Members of the OCOG are the three faipule and three pulenuku (mayors). Members meet while the General Fono is out of session to continue governing the islands.

== Legislative branch ==
The legislative branch of the Tokelau government is the General Fono. It is composed of twenty seats allocated among the three atolls based on population. In 2008, Atafu received seven seats while Fakaofo and Nukunonu each received six.

The General Fono meets for three session per year, with each session lasting around four days. Members of the General Fono elect their Chairman.
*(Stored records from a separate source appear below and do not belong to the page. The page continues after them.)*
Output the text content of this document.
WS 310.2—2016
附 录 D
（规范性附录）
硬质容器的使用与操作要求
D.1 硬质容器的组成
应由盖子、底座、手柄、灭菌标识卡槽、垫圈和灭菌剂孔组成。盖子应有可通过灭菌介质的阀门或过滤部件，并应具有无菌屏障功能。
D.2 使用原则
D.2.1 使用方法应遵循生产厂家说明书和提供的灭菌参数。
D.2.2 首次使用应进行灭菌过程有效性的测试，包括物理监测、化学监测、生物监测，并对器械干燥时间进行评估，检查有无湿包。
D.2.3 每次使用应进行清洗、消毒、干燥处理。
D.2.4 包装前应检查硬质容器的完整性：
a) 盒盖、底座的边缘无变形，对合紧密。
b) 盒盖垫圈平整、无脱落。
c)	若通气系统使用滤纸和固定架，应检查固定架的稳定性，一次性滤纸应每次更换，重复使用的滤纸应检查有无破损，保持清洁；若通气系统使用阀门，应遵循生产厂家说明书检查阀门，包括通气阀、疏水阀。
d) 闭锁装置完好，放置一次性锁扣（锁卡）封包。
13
The Tokelau Amendment Act, passed by the New Zealand Parliament in 1996, granted the General Fono the ability to pass laws which helped maintain "the peace, order, and good government of Tokelau", including the ability to levy taxes. New Zealand law does not automatically apply to Tokelau, and any bill seeking to be applied in Tokelau must specifically extend its authority to the islands. No law passed by the New Zealand Parliament has ever been extended to Tokelau without Tokelauan consent.

== Elections ==
Elections are held in Tokelau every three years. Voters choose members of the General Fono, one faipule for each atoll, and one pulenuku for each atoll. The 2026 Tokelauan general election was held on 5 February 2026.